Wenn die letzte Bahn das Volksfestpublikum nach Hause gebracht hat, beginnt die Arbeit der S-Bahn-Reiniger. Ein Besuch in Plochingen, wo jede Nacht 30 Wasen-verdreckte Züge einrücken.

Stuttgart - Was Frank Grabig erwartet, wenn er den Türöffner drückt und sich die S-Bahn-Türen dann langsam zur Seite schieben, weiß er nicht. Er kann es nur ahnen, schließlich ist er im sechsten Jahr als Ablaufplaner in der Bahn-Reinigung in Plochingen eingesetzt und hat schon viel gesehen, gerochen und geputzt. Jede Nacht, wenn die S-Bahnen die letzten Fahrgäste in der Region Stuttgart sicher an ihre Zielbahnhöfe gebracht haben, rücken 30 Züge im Werk Plochingen ein und werden dort gereinigt.

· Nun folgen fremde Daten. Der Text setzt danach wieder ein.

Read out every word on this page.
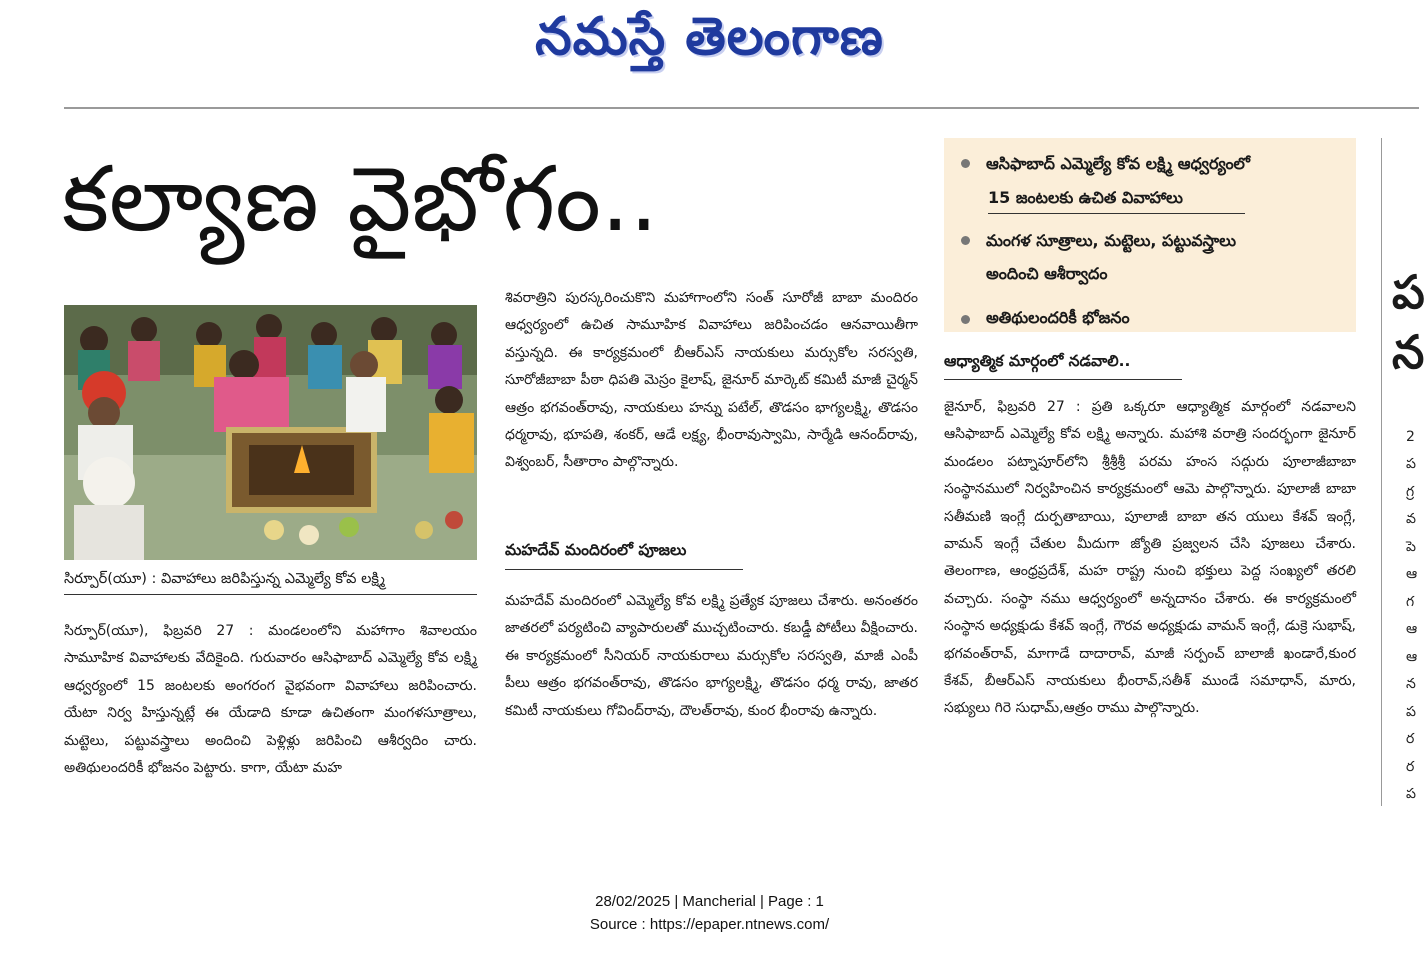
నమస్తే తెలంగాణ
కల్యాణ వైభోగం..
సిర్పూర్(యూ) : వివాహాలు జరిపిస్తున్న ఎమ్మెల్యే కోవ లక్ష్మి

సిర్పూర్(యూ), ఫిబ్రవరి 27 : మండలంలోని మహాగాం శివాలయం సామూహిక వివాహాలకు వేదికైంది. గురువారం ఆసిఫాబాద్ ఎమ్మెల్యే కోవ లక్ష్మి ఆధ్వర్యంలో 15 జంటలకు అంగరంగ వైభవంగా వివాహాలు జరిపించారు. యేటా నిర్వ హిస్తున్నట్లే ఈ యేడాది కూడా ఉచితంగా మంగళసూత్రాలు, మట్టెలు, పట్టువస్త్రాలు అందించి పెళ్లిళ్లు జరిపించి ఆశీర్వదిం చారు. అతిథులందరికీ భోజనం పెట్టారు. కాగా, యేటా మహ

శివరాత్రిని పురస్కరించుకొని మహాగాంలోని సంత్ సూరోజీ బాబా మందిరం ఆధ్వర్యంలో ఉచిత సామూహిక వివాహాలు జరిపించడం ఆనవాయితీగా వస్తున్నది. ఈ కార్యక్రమంలో బీఆర్ఎస్ నాయకులు మర్సుకోల సరస్వతి, సూరోజీబాబా పీఠా ధిపతి మెస్రం కైలాష్, జైనూర్ మార్కెట్ కమిటీ మాజీ చైర్మన్ ఆత్రం భగవంత్‌రావు, నాయకులు హన్ను పటేల్, తొడసం భాగ్యలక్ష్మి, తొడసం ధర్మరావు, భూపతి, శంకర్, ఆడే లక్ష్య, భీంరావుస్వామి, సార్మేడి ఆనంద్‌రావు, విశ్వంబర్, సీతారాం పాల్గొన్నారు.

మహదేవ్ మందిరంలో పూజలు

మహదేవ్ మందిరంలో ఎమ్మెల్యే కోవ లక్ష్మి ప్రత్యేక పూజలు చేశారు. అనంతరం జాతరలో పర్యటించి వ్యాపారులతో ముచ్చటించారు. కబడ్డీ పోటీలు వీక్షించారు. ఈ కార్యక్రమంలో సీనియర్ నాయకురాలు మర్సుకోల సరస్వతి, మాజీ ఎంపీ పీలు ఆత్రం భగవంత్‌రావు, తొడసం భాగ్యలక్ష్మి, తొడసం ధర్మ రావు, జాతర కమిటీ నాయకులు గోవింద్‌రావు, దౌలత్‌రావు, కుంర భీంరావు ఉన్నారు.

ఆసిఫాబాద్ ఎమ్మెల్యే కోవ లక్ష్మి ఆధ్వర్యంలో
15 జంటలకు ఉచిత వివాహాలు
మంగళ సూత్రాలు, మట్టెలు, పట్టువస్త్రాలు
అందించి ఆశీర్వాదం
అతిథులందరికీ భోజనం
ఆధ్యాత్మిక మార్గంలో నడవాలి..

జైనూర్, ఫిబ్రవరి 27 : ప్రతి ఒక్కరూ ఆధ్యాత్మిక మార్గంలో నడవాలని ఆసిఫాబాద్ ఎమ్మెల్యే కోవ లక్ష్మి అన్నారు. మహాశి వరాత్రి సందర్భంగా జైనూర్ మండలం పట్నాపూర్‌లోని శ్రీశ్రీశ్రీ పరమ హంస సద్గురు పూలాజీబాబా సంస్థానములో నిర్వహించిన కార్యక్రమంలో ఆమె పాల్గొన్నారు. పూలాజీ బాబా సతీమణి ఇంగ్లే దుర్పతాబాయి, పూలాజీ బాబా తన యులు కేశవ్ ఇంగ్లే, వామన్ ఇంగ్లే చేతుల మీదుగా జ్యోతి ప్రజ్వలన చేసి పూజలు చేశారు. తెలంగాణ, ఆంధ్రప్రదేశ్, మహ రాష్ట్ర నుంచి భక్తులు పెద్ద సంఖ్యలో తరలి వచ్చారు. సంస్థా నము ఆధ్వర్యంలో అన్నదానం చేశారు. ఈ కార్యక్రమంలో సంస్థాన అధ్యక్షుడు కేశవ్ ఇంగ్లే, గౌరవ అధ్యక్షుడు వామన్ ఇంగ్లే, డుక్రె సుభాష్, భగవంత్‌రావ్, మాగాడే దాదారావ్, మాజీ సర్పంచ్ బాలాజీ ఖండారే,కుంర కేశవ్, బీఆర్ఎస్ నాయకులు భీంరావ్,సతీశ్ ముండే సమాధాన్, మారు, సభ్యులు గిరె సుధామ్,ఆత్రం రాము పాల్గొన్నారు.

ప
న
2
ప
గ్ర
వ
పె
ఆ
గ
ఆ
ఆ
న
ప
ర
ర
ప
28/02/2025 | Mancherial | Page : 1
Source : https://epaper.ntnews.com/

In den 17 Tagen während des Cannstatter Volksfestes ist diese Arbeit für die Reinigungskräfte eine besondere Herausforderung. „Es kommt eigentlich nie vor, dass wir einen Zug reinbekommen, in dem nicht irgendwelche flüssigen Körperinhalte zu finden sind“, sagt Grabig, während sich die S-Bahn-Tür öffnet.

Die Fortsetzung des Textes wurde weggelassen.